I could however, choose to earn a little less and keep my savings put. Virgin's Easy Access eSaver for example pays 2.00% AER and comes with no bonus rate. And a savings pot of £5,000 would only earn £4 less in interest after tax, at £80, compared to the Post Office account.

However, there is more bad news because with inflation remaining at 2.70% in December according to the latest report, basic rate taxpayers need a rate of 3.39% to stay ahead of the cost of living, while higher rate taxpayers need a rate of 4.51%. At the moment, there are no easy access savings accounts or fixed-rate bonds that offer rates high enough.  

Cash ISAs

The only way you'll be able to beat inflation is by opting for a cash ISA, providing you haven't already used up this tax year's allowance of £5,640.

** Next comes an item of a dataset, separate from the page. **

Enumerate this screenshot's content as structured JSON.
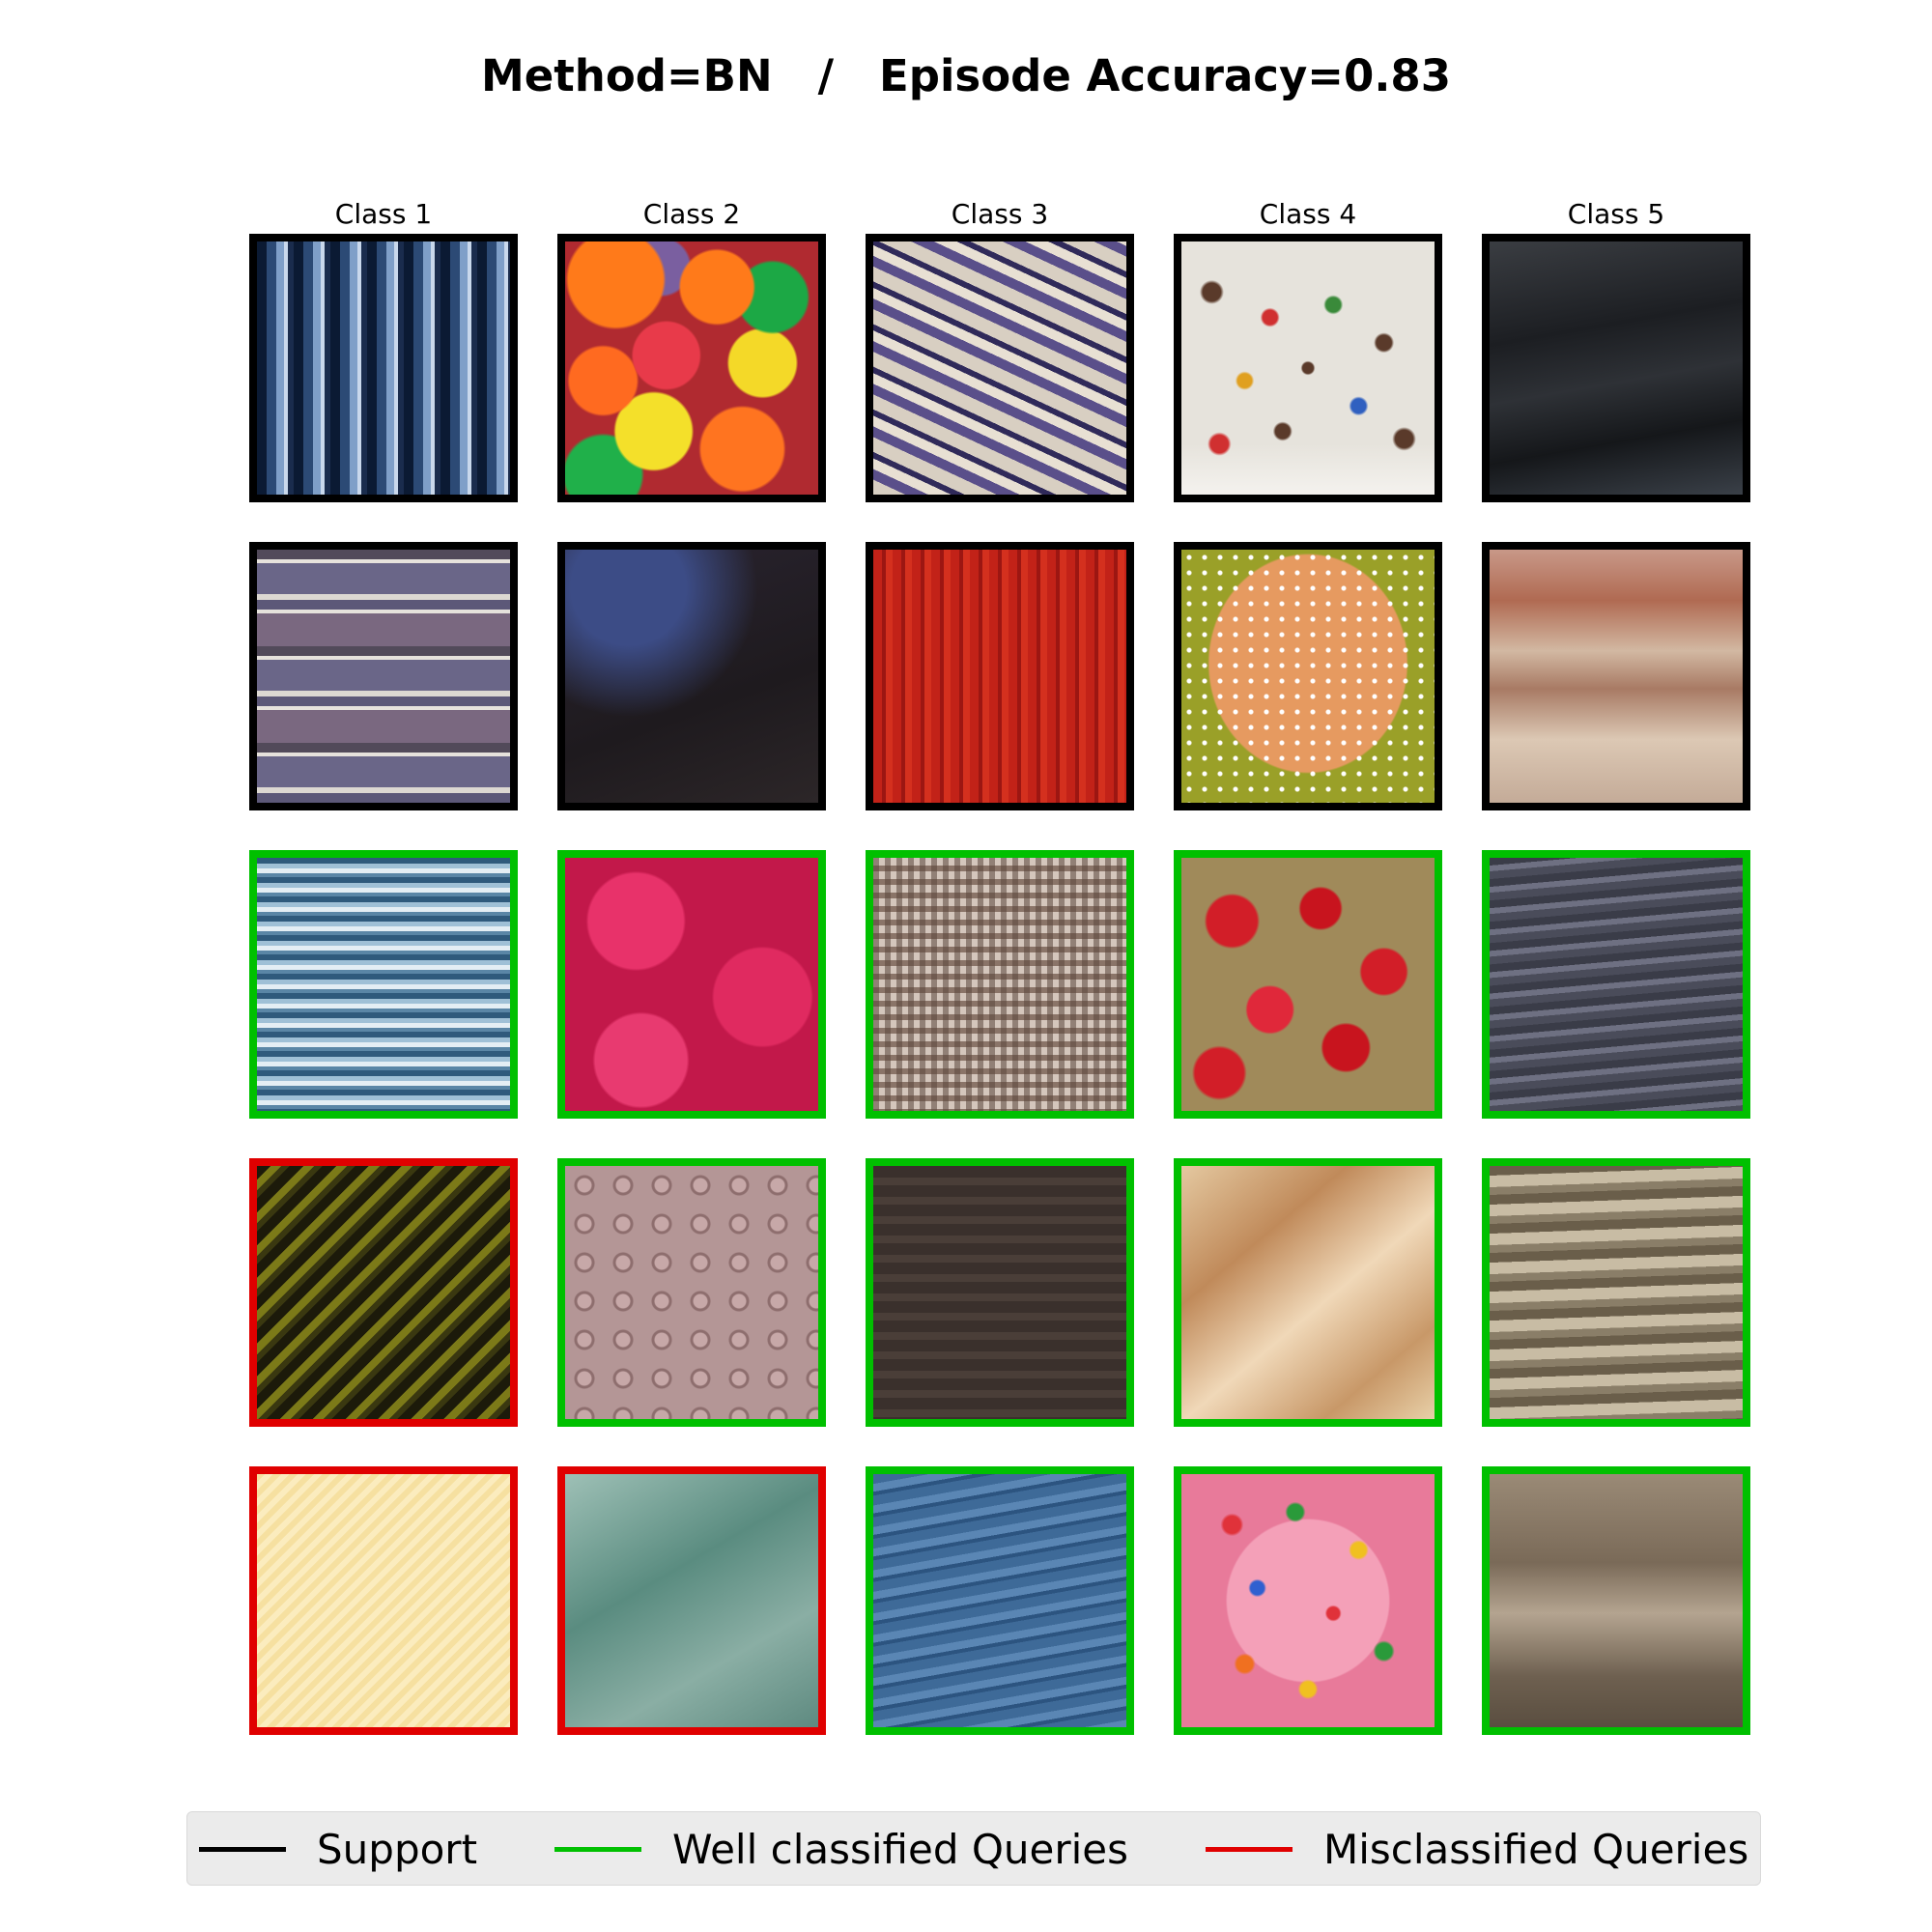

The advantage of having a cash ISA is you won't pay any tax on the interest you earn. So you'll only need to find an account paying 2.70% in order to beat inflation. The M&S Advantage Cash ISA, for example, pays 2.75% AER. If you had £5,000 in this account, you would earn £137.50 in interest tax-free.

Having already used up my ISA allowance this year, I will need to wait until the start of the new tax year on April 6 before I can begin my saving for my new allowance of £5,760.

Stay on top of your savings

Of course, I won't be the only saver to be affected by plummeting interest rates and expiring bonus rates.

If any of you opened an easy access savings account a year ago, I urge you to check the interest rate you're now receiving as chances are it will be a lot lower than it was a year ago.

Your bank should inform you when the bonus rate on your account is due to expire, so it's important to read any letters you receive from your bank to ensure you don't get caught out. But in case it doesn't, it's a good idea to make a note in your diary to remind yourself about when your bonus is coming to an end.

Unfortunately, there is no escaping the fact that savings rates are pitifully low. But even so, a rate of 2.00% is better than a rate of 0.10%, so it's well worth taking the time to shop around and switch to a better deal as soon as possible.

Watch out for savings traps

Finally, when comparing deals, bear in mind that some easy access savings accounts limit the number of penalty-free withdrawals you can make. For example, the Nationwide MySave Online Plus account, paying 2.00% AER, only permits one penalty-free withdrawal per year. Further withdrawals are subject to a loss of bonus and a lower interest rate of 0.10%.

Also remember that interest rates on easy access savings accounts are variable so they can change at any time. If you want to avoid this, you'll need to opt for a fixed-rate bond, but these savings accounts require you to leave your money untouched – usually for a year or more – and you probably won’t be able to add to your savings after making the initial deposit.

However, in return, you'll usually get a higher rate of interest than you would with an easy access account. For example, you can currently earn an AER of 2.96% with Vanquis Bank’s 3-Year Fixed Rate Bond which can be opened with £1,000 – but only operated online.